Until now, Amato and Peters have faced misdemeanors. Assault and battery with a dangerous weapon causing serious bodily injury, though, is a felony. That offered the district attorney’s office the chance to request a 58A petition.
In the event of a felony charge, the commonwealth can request that a defendant be detained for 120 days, without bail, as he awaits trial. The success of the petition hinges on a dangerousness hearing, in which a judge decides whether a defendant poses a danger to his victim or to the community — and, accordingly, whether to release him or keep him in custody.

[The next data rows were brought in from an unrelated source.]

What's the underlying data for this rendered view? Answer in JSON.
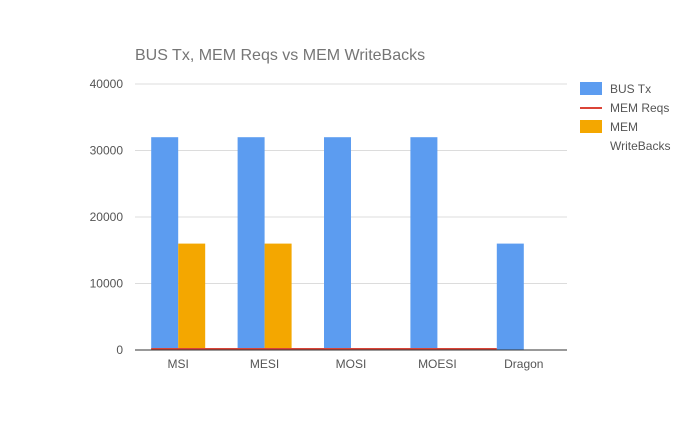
{
  "chart_data": {
    "type": "bar",
    "title": "BUS Tx, MEM Reqs vs MEM WriteBacks",
    "categories": [
      "MSI",
      "MESI",
      "MOSI",
      "MOESI",
      "Dragon"
    ],
    "ylim": [
      0,
      40000
    ],
    "yticks": [
      "0",
      "10000",
      "20000",
      "30000",
      "40000"
    ],
    "grid": true,
    "legend_position": "right",
    "series": [
      {
        "name": "BUS Tx",
        "kind": "bar",
        "color": "#5c9cf0",
        "values": [
          32000,
          32000,
          32000,
          32000,
          16000
        ]
      },
      {
        "name": "MEM Reqs",
        "kind": "line",
        "color": "#db4437",
        "values": [
          0,
          0,
          0,
          0,
          0
        ]
      },
      {
        "name": "MEM WriteBacks",
        "kind": "bar",
        "color": "#f4a700",
        "values": [
          16000,
          16000,
          0,
          0,
          0
        ]
      }
    ],
    "legend_lines": [
      [
        "BUS Tx"
      ],
      [
        "MEM Reqs"
      ],
      [
        "MEM",
        "WriteBacks"
      ]
    ]
  }
}
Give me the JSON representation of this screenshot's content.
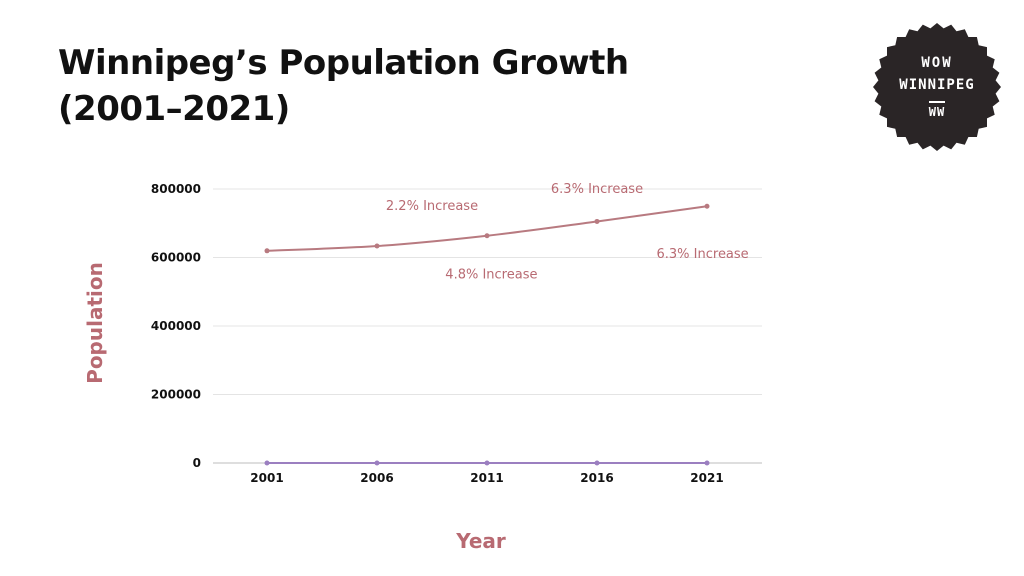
{
  "header": {
    "title_line1": "Winnipeg’s Population Growth",
    "title_line2": "(2001–2021)"
  },
  "logo": {
    "line1": "WOW",
    "line2": "WINNIPEG",
    "line3": "WW",
    "color": "#2a2526"
  },
  "chart_data": {
    "type": "line",
    "title": "",
    "xlabel": "Year",
    "ylabel": "Population",
    "categories": [
      "2001",
      "2006",
      "2011",
      "2016",
      "2021"
    ],
    "ylim": [
      0,
      800000
    ],
    "yticks": [
      "0",
      "200000",
      "400000",
      "600000",
      "800000"
    ],
    "grid": true,
    "series": [
      {
        "name": "",
        "color": "#b87a80",
        "values": [
          619544,
          633451,
          663617,
          705244,
          749607
        ]
      },
      {
        "name": "",
        "color": "#9b7fc0",
        "values": [
          0,
          0,
          0,
          0,
          0
        ]
      }
    ],
    "annotations": [
      {
        "text": "2.2% Increase",
        "x": 2008.5,
        "y": 750000
      },
      {
        "text": "4.8% Increase",
        "x": 2011.2,
        "y": 550000
      },
      {
        "text": "6.3% Increase",
        "x": 2016,
        "y": 800000
      },
      {
        "text": "6.3% Increase",
        "x": 2020.8,
        "y": 610000
      }
    ]
  }
}
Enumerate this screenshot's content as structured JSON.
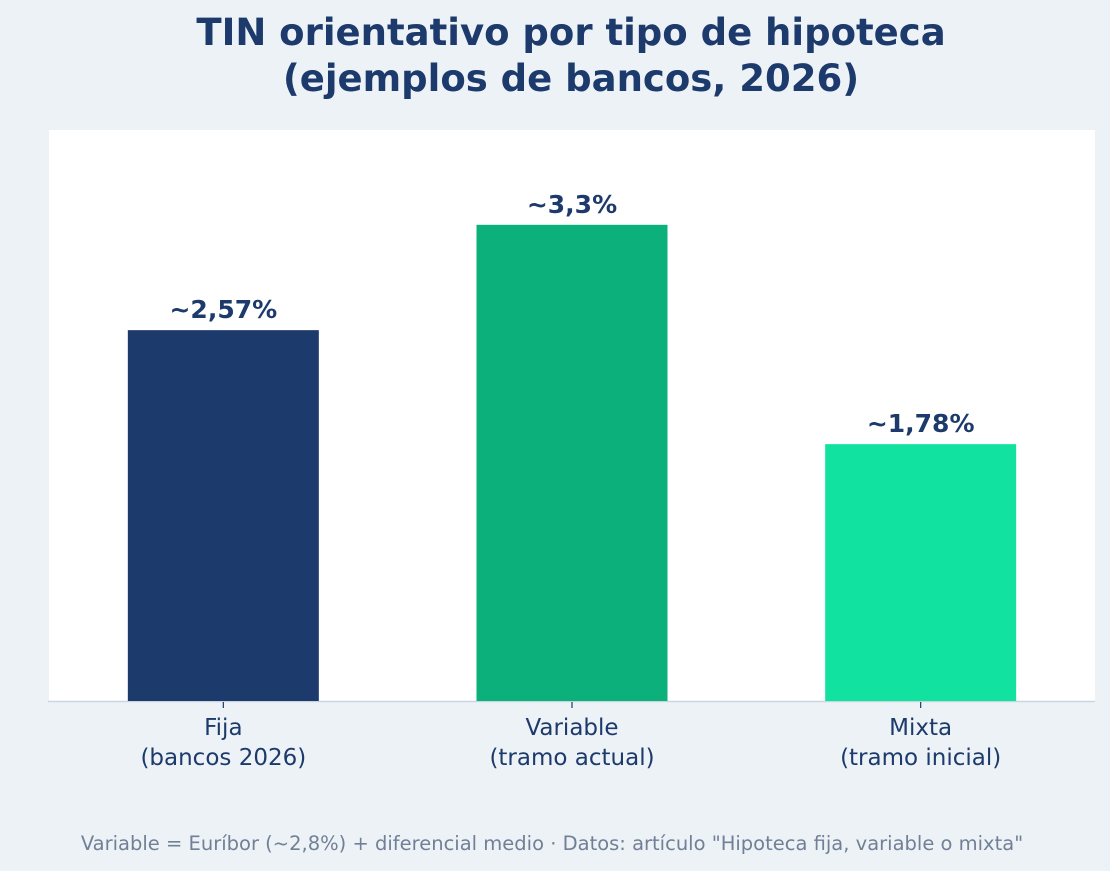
{
  "chart_data": {
    "type": "bar",
    "title_lines": [
      "TIN orientativo por tipo de hipoteca",
      "(ejemplos de bancos, 2026)"
    ],
    "categories": [
      [
        "Fija",
        "(bancos 2026)"
      ],
      [
        "Variable",
        "(tramo actual)"
      ],
      [
        "Mixta",
        "(tramo inicial)"
      ]
    ],
    "values": [
      2.57,
      3.3,
      1.78
    ],
    "value_labels": [
      "~2,57%",
      "~3,3%",
      "~1,78%"
    ],
    "colors": [
      "#1c3a6b",
      "#0bb07b",
      "#12e2a0"
    ],
    "ylim": [
      0,
      4.0
    ],
    "xlabel": "",
    "ylabel": "",
    "grid": false,
    "legend": "none"
  },
  "footnote": "Variable = Euríbor (~2,8%) + diferencial medio  ·  Datos: artículo \"Hipoteca fija, variable o mixta\""
}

At Amato’s Oct. 8 hearing, prosecutors submitted each of the previous police reports as evidence, then played a recording of Peters’s Sept. 30 911 call for the court.
Peters informed the dispatcher that “my husband stabbed my neck.” He repeated himself, through sobs, for just over eight minutes.
But defense attorney Scott Gleason of Haverhill argued that Amato had not, in fact, stabbed his husband. Gleason asked Peters — who sat in the back of the courtroom, next to Amato’s mother and cousin — to display his neck wound to the court.
“I think anyone can see it’s not a stab wound,” said Gleason. “What I would suggest to the court is there was a fall to the floor. That’s the only way I would suggest that someone could have sustained this injury, is in the process of a fall.”
Gleason said that Peters — who, on the night of the incident, told the dispatcher and police officers on the scene that Amato had stabbed him — agreed with this version of events.
“Mr. Peters insists there was no act of any stabbing,” said the lawyer. “He’s described to me that he took a piece of glass and pulled it out from behind his head. He didn’t know what it was. It just started to bleed.”
Domestic violence is a crime notoriously difficult to prosecute in large part because victims who were willing initially to be transparent with police often change their stories to protect their abusers, said Ann Burke, a violence recovery program advocate at Fenway Health, a Boston-based LGBTQ+ health care provider.
Physical violence between intimate partners, said Burke, usually comes on the heels of a campaign of intimidation, isolation, financial manipulation, and emotional abuse, all of which make a victim feel like losing his partner would mean losing his only support system.
“They’ve been together for 18 years, and Mr. Peters desperately wants his husband home with him,” Gleason told the court. “I know he supports his husband 100 percent.”
The effects of isolation have particular weight in the gay community. Straight couples are significantly more likely than gay ones to have separate groups of friends, Burke said. The fact that gay victims of domestic violence often share their abuser’s network makes them even less likely to accuse partners of wrongdoing. Gleason cited that shared community in his argument.
“Mr. Peters and Mr. Amato own their own business together,” said Gleason. “They clean houses together. They have many clients and friends in the area. Their clients are all fully in support of the both of them.”
The prosecutors brushed off Gleason’s claim that Peters had fallen on a broken bottle. They again cited Peters’s 911 call, as well as the observation in Provincetown Police Officer Emmett Catanese’s report that a wound on Peters’s forearm was consistent with a defensive injury.
And they described in detail “a history between these two that does seem to be escalating in injuries,” asking Judge Welsh to find Amato dangerous based on his extensive record.
Welsh agreed. He dismissed Gleason’s argument that there had been no stabling. “It’s fairly clear to the court that Mr. Peters was stabbed,” he said, and, citing an “escalating history of violence,” ordered Amato’s continued detention.
Amato will next appear in virtual court on Nov. 6, via Zoom, for a pretrial conference.
Neither attorney Gleason nor the district attorney’s office would comment on the case. But the prosecution made it clear in court that — breaking with their past decisions — they would forge ahead with Amato’s case even if Peters exercises his marital privilege.
“With respect to the victim’s position, because of the nature of this case and the significant history, we fully intend to prosecute it based on the evidence at this point,” they said.